Looking at the figures above, you can see the difference between the same piece of music recorded using a microphone that mimics the pickup of the human ears (Figure A) and the same recording done with the seismic microphones that are only showing distortion from interacting vibrations above a few hundred Hz (Figure B). While in Figure A you can make out the harmonic structure of the music within the regular vertical banding and the tempo of the piece through the brightly colored regions of the mallet strikes, you can see that there is a “cloud” of reverberation around each note played, formed by the reverberations from the individual notes filling the room, bouncing back and changing. This is the level of complexity that we hear with live music or well-done studio post-processing. But if you look at the spectrogram of the geophone recordings (Figure B), you can spot the individual mallet strikes as geometrical shapes with clean spaces around them, going only up a tenth as high as the acoustic recording. You can almost see the musical score in the percussive strikes.
29
If you compare the two types of recordings, the first one is obviously the acoustically rich one, the one our brains have evolved to perceive, decode, and translate into emotional responses, the one we would call “musical.” Yet the lower one is closer to what the source, Dame Glennie the musician, actually perceives. While most of us sit there listening with our ears, perhaps (like me) with our eyes
closed, she is picking up vibrations from the stage through her bare feet, near-field waves of sound from the resonators striking her legs and lower body and her neck, feeling the feedback from her hands and arms up through her body, some of it even resonating her skull, providing low-frequency sound through direct bone conduction. Glennie is using her whole body to detect vibration, and this is what she—accurately—calls music. Right here is the heart of the conflict that has always existed between science and music: the question “What is music?”

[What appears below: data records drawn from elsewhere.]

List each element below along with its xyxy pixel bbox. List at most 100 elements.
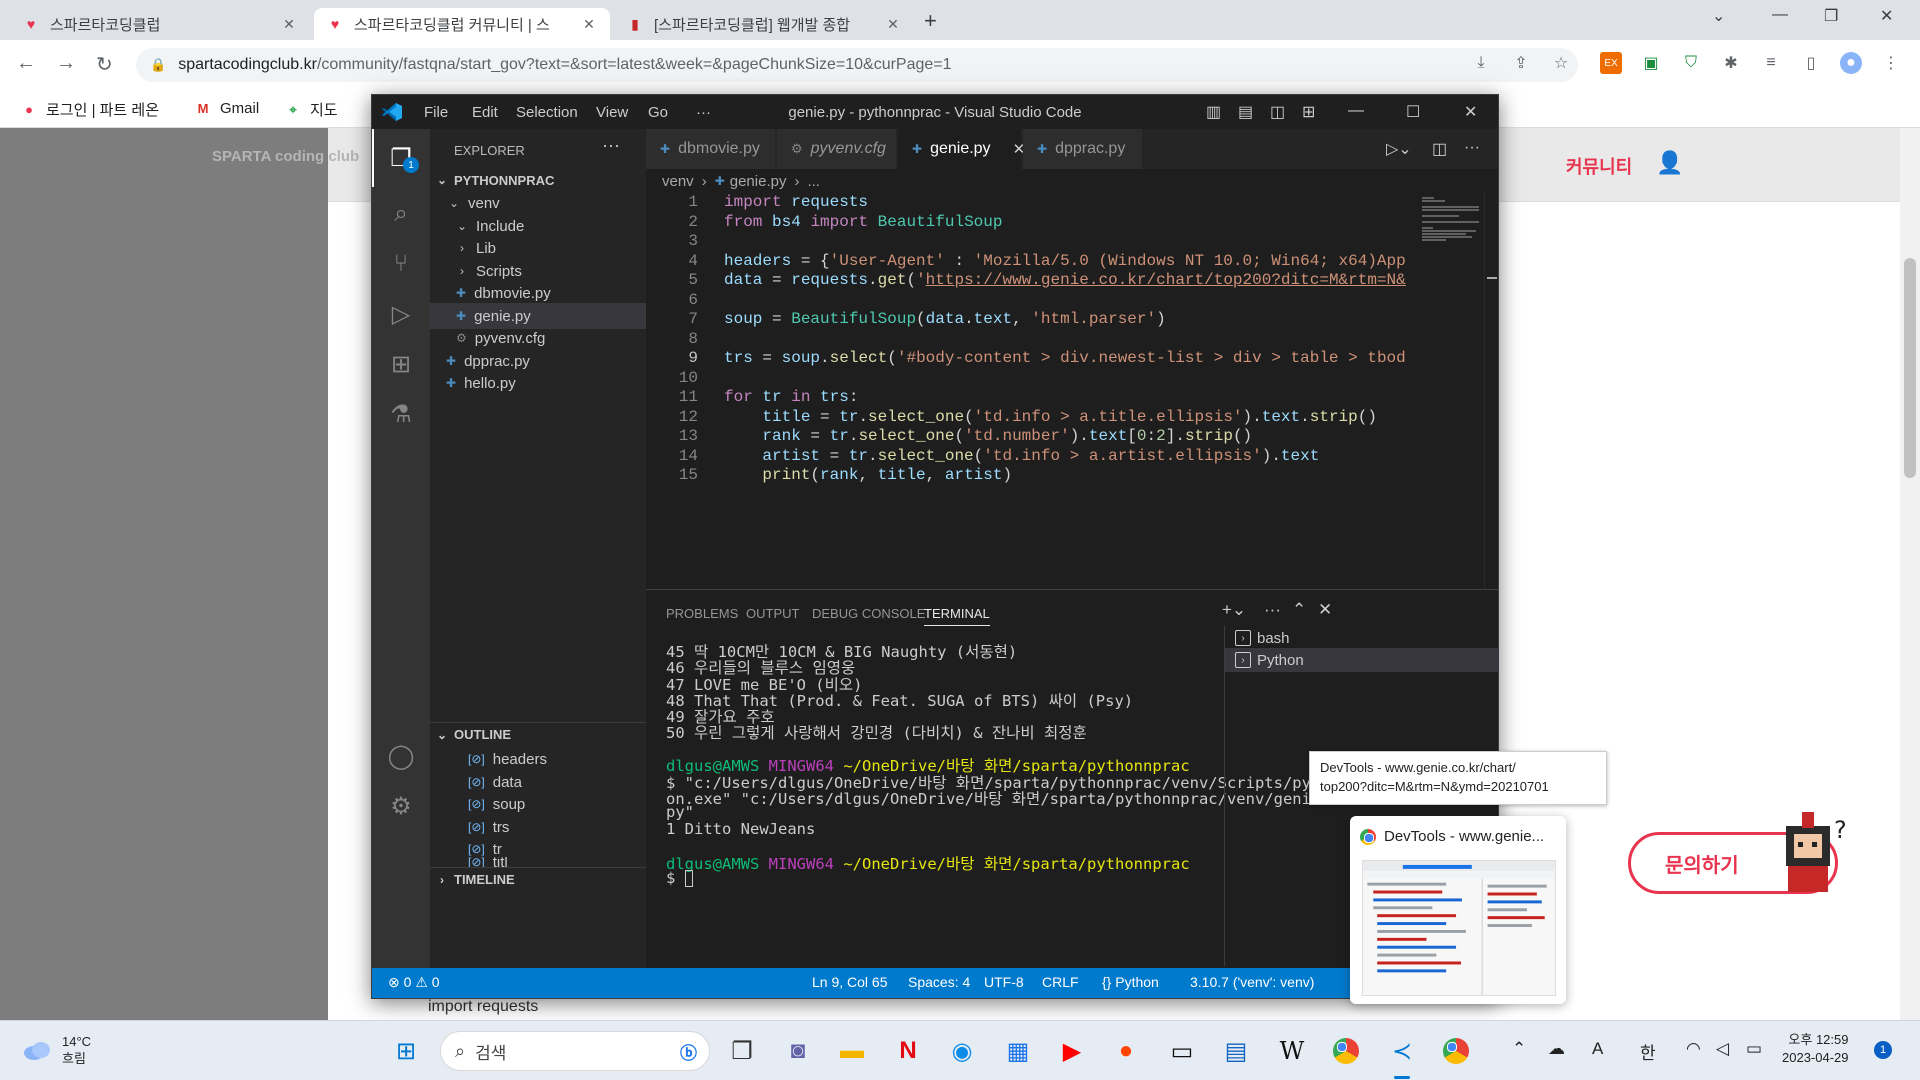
profile-avatar[interactable]: ● — [1840, 52, 1862, 74]
python-interpreter[interactable]: 3.10.7 ('venv': venv) — [1190, 974, 1314, 990]
notepad-icon[interactable]: ▤ — [1218, 1033, 1254, 1069]
timeline-section-header[interactable]: › TIMELINE — [430, 867, 646, 891]
panel-more-icon[interactable]: ··· — [1264, 600, 1281, 620]
chrome-menu-icon[interactable]: ⋮ — [1880, 52, 1902, 74]
tab-genie[interactable]: ✚ genie.py ✕ — [898, 129, 1025, 169]
browser-tab-2[interactable]: ♥ 스파르타코딩클럽 커뮤니티 | 스 ✕ — [314, 8, 610, 40]
language-status[interactable]: {} Python — [1102, 974, 1159, 990]
minimap[interactable] — [1416, 193, 1486, 253]
extension-green-icon[interactable]: ▣ — [1640, 52, 1662, 74]
tab-search-icon[interactable]: ⌄ — [1712, 6, 1725, 26]
tab-pyvenv[interactable]: ⚙ pyvenv.cfg — [777, 129, 897, 169]
editor-more-icon[interactable]: ··· — [1464, 139, 1480, 157]
install-icon[interactable]: ⤓ — [1470, 52, 1492, 74]
run-file-icon[interactable]: ▷⌄ — [1386, 139, 1412, 159]
weather-widget[interactable]: 14°C 흐림 — [22, 1033, 91, 1067]
edge-icon[interactable]: ◉ — [944, 1033, 980, 1069]
youtube-icon[interactable]: ▶ — [1054, 1033, 1090, 1069]
panel-tab-terminal[interactable]: TERMINAL — [924, 606, 990, 626]
vscode-minimize-icon[interactable]: — — [1348, 102, 1364, 120]
store-icon[interactable]: ▦ — [1000, 1033, 1036, 1069]
wifi-icon[interactable]: ◠ — [1686, 1039, 1701, 1059]
editor-scrollbar[interactable] — [1484, 193, 1498, 589]
breadcrumb-file[interactable]: genie.py — [730, 173, 787, 190]
search-icon[interactable]: ⌕ — [385, 198, 417, 230]
breadcrumb-symbol[interactable]: ... — [807, 173, 820, 190]
start-menu-icon[interactable]: ⊞ — [388, 1033, 424, 1069]
terminal-app-icon[interactable]: ▭ — [1164, 1033, 1200, 1069]
bookmark-maps[interactable]: ⌖ 지도 — [284, 99, 337, 120]
side-panel-icon[interactable]: ▯ — [1800, 52, 1822, 74]
site-logo[interactable]: SPARTA coding club — [212, 148, 359, 165]
nav-community-link[interactable]: 커뮤니티 — [1566, 153, 1632, 179]
indentation-status[interactable]: Spaces: 4 — [908, 974, 970, 990]
share-icon[interactable]: ⇪ — [1510, 52, 1532, 74]
reddit-icon[interactable]: ● — [1108, 1033, 1144, 1069]
show-hidden-icons[interactable]: ⌃ — [1512, 1039, 1526, 1059]
scrollbar-thumb[interactable] — [1904, 258, 1916, 478]
vscode-close-icon[interactable]: ✕ — [1464, 102, 1477, 122]
settings-gear-icon[interactable]: ⚙ — [385, 790, 417, 822]
language-indicator[interactable]: 한 — [1640, 1039, 1656, 1064]
close-tab-icon[interactable]: ✕ — [884, 16, 902, 33]
testing-icon[interactable]: ⚗ — [385, 398, 417, 430]
browser-tab-3[interactable]: ▮ [스파르타코딩클럽] 웹개발 종합 ✕ — [614, 8, 914, 40]
extensions-icon[interactable]: ⊞ — [385, 348, 417, 380]
terminal-item-python[interactable]: › Python — [1225, 648, 1499, 672]
menu-go[interactable]: Go — [648, 104, 668, 121]
customize-layout-icon[interactable]: ⊞ — [1302, 102, 1315, 122]
taskbar-search[interactable]: ⌕ 검색 ⓑ — [440, 1031, 710, 1071]
forward-icon[interactable]: → — [56, 52, 76, 75]
vscode-taskbar-icon[interactable]: ≺ — [1384, 1033, 1420, 1069]
terminal-input-line[interactable]: $ — [666, 869, 693, 889]
chrome-taskbar-icon-2[interactable] — [1438, 1033, 1474, 1069]
bookmark-patreon[interactable]: ● 로그인 | 파트 레온 — [20, 99, 159, 120]
system-clock[interactable]: 오후 12:59 2023-04-29 — [1782, 1031, 1849, 1067]
window-preview[interactable]: DevTools - www.genie... — [1350, 816, 1566, 1004]
outline-item[interactable]: [⊘] titl — [468, 857, 508, 867]
tab-dbmovie[interactable]: ✚ dbmovie.py — [646, 129, 776, 169]
accounts-icon[interactable]: ◯ — [385, 740, 417, 772]
extensions-puzzle-icon[interactable]: ✱ — [1720, 52, 1742, 74]
toggle-secondary-sidebar-icon[interactable]: ◫ — [1270, 102, 1285, 122]
volume-icon[interactable]: ◁ — [1716, 1039, 1729, 1059]
source-control-icon[interactable]: ⑂ — [385, 248, 417, 280]
notification-badge[interactable]: 1 — [1874, 1041, 1892, 1059]
ime-mode-icon[interactable]: A — [1592, 1039, 1603, 1059]
encoding-status[interactable]: UTF-8 — [984, 974, 1024, 990]
menu-file[interactable]: File — [424, 104, 448, 121]
task-view-icon[interactable]: ❐ — [724, 1033, 760, 1069]
file-explorer-icon[interactable]: ▬ — [834, 1033, 870, 1069]
panel-tab-debug-console[interactable]: DEBUG CONSOLE — [812, 606, 925, 621]
code-line[interactable]: 15 print(rank, title, artist) — [646, 466, 1406, 490]
breadcrumb-folder[interactable]: venv — [662, 173, 694, 190]
terminal-item-bash[interactable]: › bash — [1225, 626, 1499, 650]
vscode-maximize-icon[interactable]: ☐ — [1406, 102, 1420, 122]
restore-icon[interactable]: ❐ — [1824, 6, 1838, 26]
media-control-icon[interactable]: ≡ — [1760, 52, 1782, 74]
close-panel-icon[interactable]: ✕ — [1318, 600, 1332, 620]
chrome-taskbar-icon[interactable] — [1328, 1033, 1364, 1069]
menu-view[interactable]: View — [596, 104, 628, 121]
outline-section-header[interactable]: ⌄ OUTLINE — [430, 722, 646, 746]
menu-more[interactable]: ··· — [696, 104, 711, 121]
run-debug-icon[interactable]: ▷ — [385, 298, 417, 330]
explorer-more-icon[interactable]: ··· — [602, 135, 620, 156]
page-scrollbar[interactable] — [1900, 128, 1920, 1020]
back-icon[interactable]: ← — [16, 52, 36, 75]
wikipedia-icon[interactable]: W — [1274, 1033, 1310, 1069]
menu-edit[interactable]: Edit — [472, 104, 498, 121]
toggle-sidebar-icon[interactable]: ▥ — [1206, 102, 1221, 122]
address-bar[interactable]: 🔒 spartacodingclub.kr/community/fastqna/… — [136, 48, 1578, 82]
minimize-icon[interactable]: — — [1772, 6, 1788, 24]
menu-selection[interactable]: Selection — [516, 104, 578, 121]
cloud-sync-icon[interactable]: ☁ — [1548, 1039, 1565, 1059]
close-tab-icon[interactable]: ✕ — [280, 16, 298, 33]
new-terminal-icon[interactable]: +⌄ — [1222, 600, 1246, 620]
eol-status[interactable]: CRLF — [1042, 974, 1079, 990]
close-tab-icon[interactable]: ✕ — [580, 16, 598, 33]
problems-status[interactable]: ⊗ 0 ⚠ 0 — [388, 974, 440, 991]
browser-tab-1[interactable]: ♥ 스파르타코딩클럽 ✕ — [10, 8, 310, 40]
toggle-panel-icon[interactable]: ▤ — [1238, 102, 1253, 122]
bookmark-gmail[interactable]: M Gmail — [194, 99, 260, 117]
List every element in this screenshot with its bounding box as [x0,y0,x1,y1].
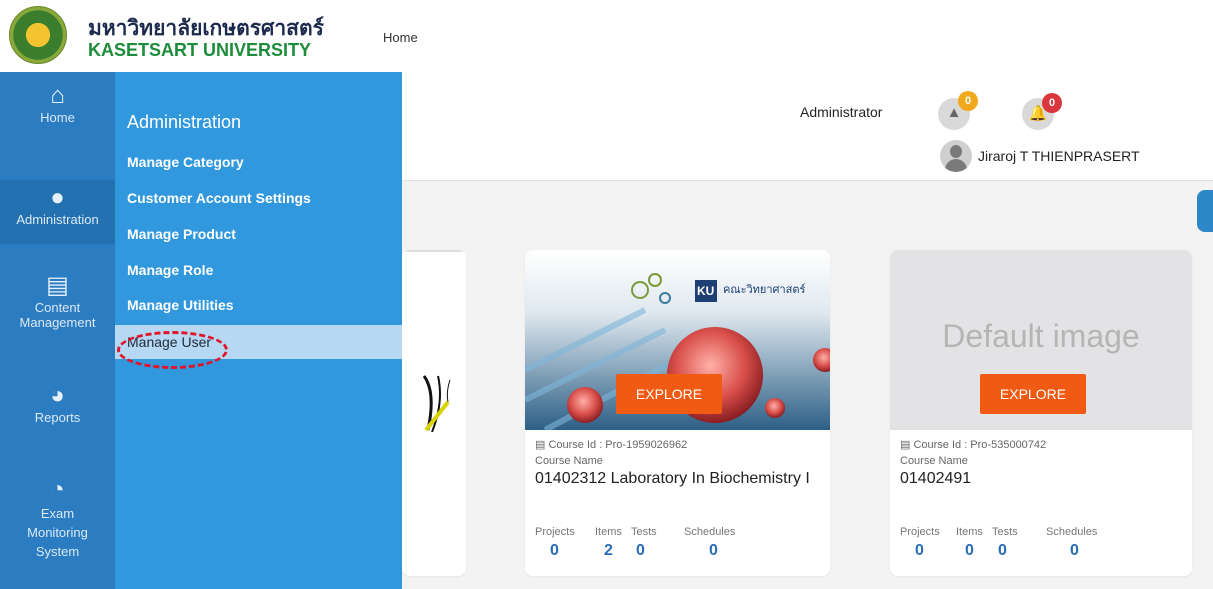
course-id: ▤ Course Id : Pro-1959026962 [535,438,687,451]
stat-projects-label: Projects [900,526,940,538]
sidebar-item-reports[interactable]: ◕ Reports [0,382,115,425]
stat-schedules-label: Schedules [684,526,736,538]
sidebar-item-label: Home [40,110,75,125]
course-id-text: Course Id : Pro-535000742 [913,439,1047,451]
course-card[interactable]: KU คณะวิทยาศาสตร์ EXPLORE ▤ Course Id : … [525,250,830,576]
sidebar-item-label: Exam Monitoring System [27,506,88,559]
stat-projects-label: Projects [535,526,575,538]
sidebar-item-label: Reports [34,410,81,425]
sidebar-item-label: Content Management [19,300,96,330]
default-image-text: Default image [942,318,1140,354]
logo-title-english: KASETSART UNIVERSITY [88,40,312,60]
stat-items-value: 0 [965,542,974,559]
stat-schedules-label: Schedules [1046,526,1098,538]
administration-submenu: Administration Manage Category Customer … [115,72,402,589]
course-card[interactable]: Default image EXPLORE ▤ Course Id : Pro-… [890,250,1192,576]
book-icon: ▤ [535,439,549,451]
stat-schedules-value: 0 [1070,542,1079,559]
sidebar: ⌂ Home ● Administration ▤ Content Manage… [0,72,115,589]
breadcrumb[interactable]: Home [383,30,418,45]
stat-items-label: Items [956,526,983,538]
menu-item-manage-product[interactable]: Manage Product [115,217,402,251]
document-icon: ▤ [46,272,69,299]
sidebar-item-administration[interactable]: ● Administration [0,180,115,244]
sidebar-item-exam-monitoring[interactable]: ◔ Exam Monitoring System [0,476,115,561]
book-icon: ▤ [900,439,914,451]
course-name[interactable]: 01402491 [900,470,971,488]
stat-tests-label: Tests [631,526,657,538]
banner-logo: KU [697,284,715,298]
sidebar-item-home[interactable]: ⌂ Home [0,82,115,125]
user-name[interactable]: Jiraroj T THIENPRASERT [978,148,1140,164]
top-bar: มหาวิทยาลัยเกษตรศาสตร์ KASETSART UNIVERS… [0,0,1213,72]
submenu-title: Administration [127,112,242,132]
course-name-label: Course Name [900,455,968,467]
course-image-graphic [422,375,451,432]
sidebar-item-label: Administration [16,212,99,227]
explore-button[interactable]: EXPLORE [616,374,722,414]
course-card-partial[interactable] [402,250,466,576]
menu-item-manage-utilities[interactable]: Manage Utilities [115,288,402,322]
course-name[interactable]: 01402312 Laboratory In Biochemistry I [535,470,810,488]
annotation-oval [117,331,228,369]
course-name-label: Course Name [535,455,603,467]
stat-items-label: Items [595,526,622,538]
stat-schedules-value: 0 [709,542,718,559]
stat-projects-value: 0 [550,542,559,559]
menu-item-manage-role[interactable]: Manage Role [115,253,402,287]
course-id-text: Course Id : Pro-1959026962 [548,439,688,451]
sidebar-item-content-management[interactable]: ▤ Content Management [0,272,115,330]
side-tab-handle[interactable] [1197,190,1213,232]
stat-tests-label: Tests [992,526,1018,538]
notifications-count-badge: 0 [1042,93,1062,113]
home-icon: ⌂ [50,82,65,109]
menu-item-manage-category[interactable]: Manage Category [115,145,402,179]
stat-tests-value: 0 [636,542,645,559]
alerts-count-badge: 0 [958,91,978,111]
user-role-label: Administrator [800,104,883,120]
course-id: ▤ Course Id : Pro-535000742 [900,438,1046,451]
dashboard-icon: ◔ [50,476,65,503]
stat-tests-value: 0 [998,542,1007,559]
pie-chart-icon: ◕ [50,382,65,409]
avatar[interactable] [940,140,972,172]
user-icon: ● [50,184,65,211]
stat-projects-value: 0 [915,542,924,559]
university-logo-icon[interactable] [9,6,67,64]
stat-items-value: 2 [604,542,613,559]
course-image [402,250,466,432]
banner-text: คณะวิทยาศาสตร์ [723,283,806,296]
explore-button[interactable]: EXPLORE [980,374,1086,414]
menu-item-customer-account-settings[interactable]: Customer Account Settings [115,181,402,215]
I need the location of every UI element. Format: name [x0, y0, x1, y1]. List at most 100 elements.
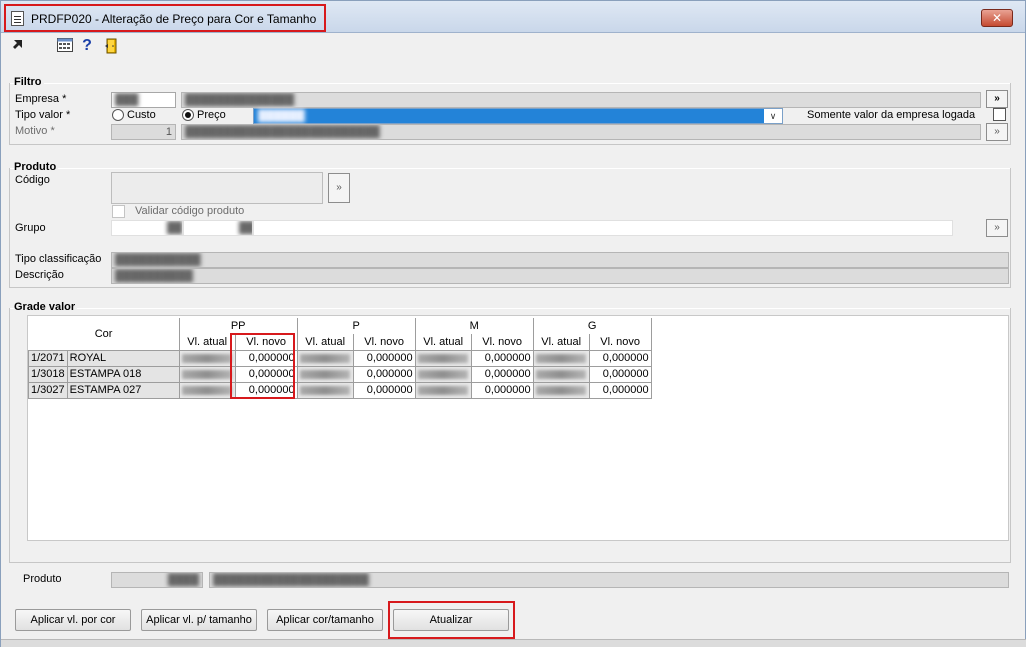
atual-cell [414, 365, 472, 383]
size-header-g: G [532, 318, 652, 334]
atual-cell [532, 365, 590, 383]
cor-header: Cor [28, 318, 180, 351]
atualizar-button[interactable]: Atualizar [393, 609, 509, 631]
novo-cell[interactable]: 0,000000 [352, 365, 416, 383]
atual-cell [414, 349, 472, 367]
window-title: PRDFP020 - Alteração de Preço para Cor e… [31, 12, 317, 26]
size-header-p: P [296, 318, 416, 334]
cor-name-cell: ROYAL [66, 349, 180, 367]
novo-cell[interactable]: 0,000000 [588, 365, 652, 383]
atual-cell [296, 381, 354, 399]
grupo-sub-field[interactable]: ██ [183, 220, 253, 236]
cor-code-cell: 1/3027 [28, 381, 68, 399]
title-bar: PRDFP020 - Alteração de Preço para Cor e… [1, 1, 1025, 33]
status-bar [1, 639, 1026, 647]
grupo-lookup-button[interactable]: » [986, 219, 1008, 237]
p-atual-header: Vl. atual [296, 334, 354, 351]
grupo-label: Grupo [15, 222, 46, 234]
pp-novo-header: Vl. novo [234, 334, 298, 351]
motivo-code-field: 1 [111, 124, 176, 140]
empresa-code-field[interactable]: ███ [111, 92, 176, 108]
grupo-code-field[interactable]: ██ [111, 220, 183, 236]
calculator-icon[interactable] [57, 38, 73, 54]
empresa-label: Empresa * [15, 93, 67, 105]
cor-code-cell: 1/3018 [28, 365, 68, 383]
g-novo-header: Vl. novo [588, 334, 652, 351]
somente-empresa-checkbox[interactable] [993, 108, 1006, 121]
atual-cell [296, 349, 354, 367]
preco-label: Preço [197, 109, 226, 121]
aplicar-por-cor-button[interactable]: Aplicar vl. por cor [15, 609, 131, 631]
size-header-m: M [414, 318, 534, 334]
aplicar-por-tamanho-button[interactable]: Aplicar vl. p/ tamanho [141, 609, 257, 631]
descricao-label: Descrição [15, 269, 64, 281]
codigo-field[interactable] [111, 172, 323, 204]
p-novo-header: Vl. novo [352, 334, 416, 351]
footer-produto-code: ████ [111, 572, 203, 588]
tipo-valor-label: Tipo valor * [15, 109, 71, 121]
arrow-icon[interactable] [11, 38, 27, 54]
motivo-label: Motivo * [15, 125, 55, 137]
novo-cell[interactable]: 0,000000 [470, 381, 534, 399]
produto-title: Produto [14, 161, 59, 173]
tipo-classificacao-field: ███████████ [111, 252, 1009, 268]
novo-cell[interactable]: 0,000000 [234, 365, 298, 383]
codigo-label: Código [15, 174, 50, 186]
pp-atual-header: Vl. atual [178, 334, 236, 351]
table-row[interactable]: 1/3018 ESTAMPA 018 0,000000 0,000000 0,0… [28, 365, 652, 383]
novo-cell[interactable]: 0,000000 [234, 381, 298, 399]
validar-codigo-label: Validar código produto [135, 205, 245, 217]
atual-cell [178, 365, 236, 383]
custo-label: Custo [127, 109, 156, 121]
table-row[interactable]: 1/3027 ESTAMPA 027 0,000000 0,000000 0,0… [28, 381, 652, 399]
codigo-lookup-button[interactable]: » [328, 173, 350, 203]
aplicar-cor-tamanho-button[interactable]: Aplicar cor/tamanho [267, 609, 383, 631]
cor-name-cell: ESTAMPA 018 [66, 365, 180, 383]
novo-cell[interactable]: 0,000000 [234, 349, 298, 367]
help-icon[interactable]: ? [79, 38, 95, 54]
novo-cell[interactable]: 0,000000 [352, 381, 416, 399]
empresa-name-field: ██████████████ [181, 92, 981, 108]
atual-cell [414, 381, 472, 399]
exit-door-icon[interactable] [103, 38, 119, 54]
footer-produto-desc: ████████████████████ [209, 572, 1009, 588]
novo-cell[interactable]: 0,000000 [588, 381, 652, 399]
footer-produto-label: Produto [23, 573, 62, 585]
motivo-name-field: █████████████████████████ [181, 124, 981, 140]
tipo-valor-select[interactable]: ██████ ∨ [253, 108, 783, 124]
grade-table: Cor PP P M G Vl. atual Vl. novo Vl. atua… [28, 318, 652, 399]
grade-title: Grade valor [14, 301, 78, 313]
cor-code-cell: 1/2071 [28, 349, 68, 367]
g-atual-header: Vl. atual [532, 334, 590, 351]
descricao-field: ██████████ [111, 268, 1009, 284]
novo-cell[interactable]: 0,000000 [470, 365, 534, 383]
m-atual-header: Vl. atual [414, 334, 472, 351]
grupo-name-field[interactable] [253, 220, 953, 236]
title-highlight-box: PRDFP020 - Alteração de Preço para Cor e… [4, 4, 326, 32]
grade-valor-grid[interactable]: Cor PP P M G Vl. atual Vl. novo Vl. atua… [27, 315, 1009, 541]
size-header-pp: PP [178, 318, 298, 334]
close-button[interactable]: ✕ [981, 9, 1013, 27]
main-window: PRDFP020 - Alteração de Preço para Cor e… [0, 0, 1026, 647]
novo-cell[interactable]: 0,000000 [352, 349, 416, 367]
motivo-lookup-button[interactable]: » [986, 123, 1008, 141]
atual-cell [296, 365, 354, 383]
novo-cell[interactable]: 0,000000 [470, 349, 534, 367]
m-novo-header: Vl. novo [470, 334, 534, 351]
atual-cell [532, 381, 590, 399]
cor-name-cell: ESTAMPA 027 [66, 381, 180, 399]
validar-codigo-checkbox[interactable] [112, 205, 125, 218]
atual-cell [178, 381, 236, 399]
tipo-classificacao-label: Tipo classificação [15, 253, 102, 265]
atual-cell [178, 349, 236, 367]
toolbar: ? [9, 38, 1019, 56]
chevron-down-icon: ∨ [764, 109, 782, 123]
novo-cell[interactable]: 0,000000 [588, 349, 652, 367]
filtro-title: Filtro [14, 76, 44, 88]
preco-radio[interactable] [182, 109, 194, 121]
custo-radio[interactable] [112, 109, 124, 121]
document-icon [11, 11, 24, 26]
atual-cell [532, 349, 590, 367]
table-row[interactable]: 1/2071 ROYAL 0,000000 0,000000 0,000000 … [28, 349, 652, 367]
empresa-lookup-button[interactable]: » [986, 90, 1008, 108]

One of the biggest problems facing scientists who study music lies at the very heart of science itself. Science is about observing phenomena, questioning them, forming and testing hypotheses, and following up those that are successful and (if we’re honest and not too politically funded) dumping those that are not. But at the start of any hypothesis is the need to form an operational definition. What are you testing? What are you studying? What parameters can you change without changing what you’re studying? Music is notoriously elusive in this way. The title of this chapter is actually derived from how I start my lectures on music and the brain, and even though it sounds like I’m being a smartass, I’m not. I’ve been a musician, composer, sound designer, producer, and scientist and even I have trouble coming up with a definition that will satisfy more then two or three parts of my past and present.